Tanrım, yaşayan insanlar ne kadar sinir bozucuydu.
Pencereden
uzanarak Mike’ı içeriye çeker ve onu oracıkta çıplak elleriyle ikiye ayırır,
Cas’in hayatını bağışlar.
Anna, şu zamana
kadar Cas’in gördüğü en güçlü ve korkunç, aynı zamanda ilginç hayalettir.
Kendisi hariç eve giren herkesi öldürmeye meyilli olan Anna’nın nasıl öldüğünü
öğrenmeye karar verir, ona göre bu kadar güçlü olmasının ardında ölümüyle
alakalı bir şey vardır. Bu sırada bir korkunç bir masum kız olan Anna Cas’in
kafasını oldukça karıştırır, ondan hoşlanmaya başlar fakat avını
sevemeyeceğinin ve bir gün onu öldürmek zorunda kalacağının farkındadır.
Yeni tanıştığı
Thomas ve onun büyükbabasının yardımlarıyla Anna’yı alt etmeyi planlar, her
zamanki huyunu aksine ilk defa olaya etrafındaki insanları karıştırmıştır Cas.
Peki, aslında en
kötü hayalet Anna değilse?
Supernatural’i
bilmeyen yoktur, benim favori dizilerim arasındadır. Bu kitabı okurken aralarında
çok karşılaştırma yapmışımdır. Zaten kitap, Cas’in otostop çeken bir hayaleti
öldürmesiyle başlar ki, Supernatural’in ilk bölümünü açıp bakarsanız benzer bir
olayla karşılaşacaksınız. Ve eğer Supernatural’i seviyorsanız bu kitabı da
seveceksiniz.
Kendare Blake
kitabı yazarken güzel bir kalem kullanmış, betimlemeler yapmış ve okuyucuyu
sıkmadan heyecanla harmanlamış. Aslında böyle bir kitabı okurken sıkılmak
mümkün değil, kendi adıma konuşuyorum, kitap gerçekten hoştu. Bitirene kadar
elimden bırakamadım ve arada bir durup “Vay be” dedim. Anna gerçekten de
korkunç bir hayalet ve onun kimin öldürdüğünü gerçekten çok merak ediyorsunuz.
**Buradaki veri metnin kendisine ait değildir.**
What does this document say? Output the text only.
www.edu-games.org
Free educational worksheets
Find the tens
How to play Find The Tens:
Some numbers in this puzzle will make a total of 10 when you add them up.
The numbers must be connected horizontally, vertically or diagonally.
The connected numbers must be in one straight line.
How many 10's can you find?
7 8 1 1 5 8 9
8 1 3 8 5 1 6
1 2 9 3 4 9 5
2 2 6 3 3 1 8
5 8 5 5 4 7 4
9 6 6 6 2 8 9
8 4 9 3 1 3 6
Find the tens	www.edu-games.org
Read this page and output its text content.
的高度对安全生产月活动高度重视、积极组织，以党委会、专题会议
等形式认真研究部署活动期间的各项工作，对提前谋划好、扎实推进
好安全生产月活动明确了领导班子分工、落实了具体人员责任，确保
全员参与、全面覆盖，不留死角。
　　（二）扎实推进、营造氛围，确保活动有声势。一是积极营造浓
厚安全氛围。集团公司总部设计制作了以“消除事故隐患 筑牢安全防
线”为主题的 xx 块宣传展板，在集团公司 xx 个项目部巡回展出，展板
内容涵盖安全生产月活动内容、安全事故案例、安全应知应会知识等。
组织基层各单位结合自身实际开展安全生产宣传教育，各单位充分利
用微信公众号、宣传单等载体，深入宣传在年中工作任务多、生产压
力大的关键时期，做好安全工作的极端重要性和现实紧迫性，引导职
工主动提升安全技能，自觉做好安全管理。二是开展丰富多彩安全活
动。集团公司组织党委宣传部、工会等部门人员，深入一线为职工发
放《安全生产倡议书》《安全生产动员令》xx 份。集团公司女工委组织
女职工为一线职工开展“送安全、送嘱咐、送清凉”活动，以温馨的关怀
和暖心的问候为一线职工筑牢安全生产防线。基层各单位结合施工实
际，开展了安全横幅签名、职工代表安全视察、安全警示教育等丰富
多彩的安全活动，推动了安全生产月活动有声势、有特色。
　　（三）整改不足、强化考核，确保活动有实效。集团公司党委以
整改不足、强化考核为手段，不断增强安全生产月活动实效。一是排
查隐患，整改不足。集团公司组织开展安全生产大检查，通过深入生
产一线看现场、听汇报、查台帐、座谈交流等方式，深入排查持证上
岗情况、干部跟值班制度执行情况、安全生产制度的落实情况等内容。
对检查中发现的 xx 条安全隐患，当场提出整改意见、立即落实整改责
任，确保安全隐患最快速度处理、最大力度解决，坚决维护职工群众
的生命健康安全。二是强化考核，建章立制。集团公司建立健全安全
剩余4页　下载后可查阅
Kitabın sonlarına doğru gerçekten muhteşem bir olay oluyor, spoiler vermek
istemiyorum ama “Yok artık” dedirtecek bir şey oluyor. Korkudan çok aksiyon ve
gizemi barındırdığını düşünüyorum, yazar şaşırtmayı iyi becermiş. Hiçbir
sayfasında sıkılmadığıma sizi temi edebilirim.
Eğer siz de benim
gibi aksiyon ve hayalet severseniz bu kitabı kesinlikle okumalısınız.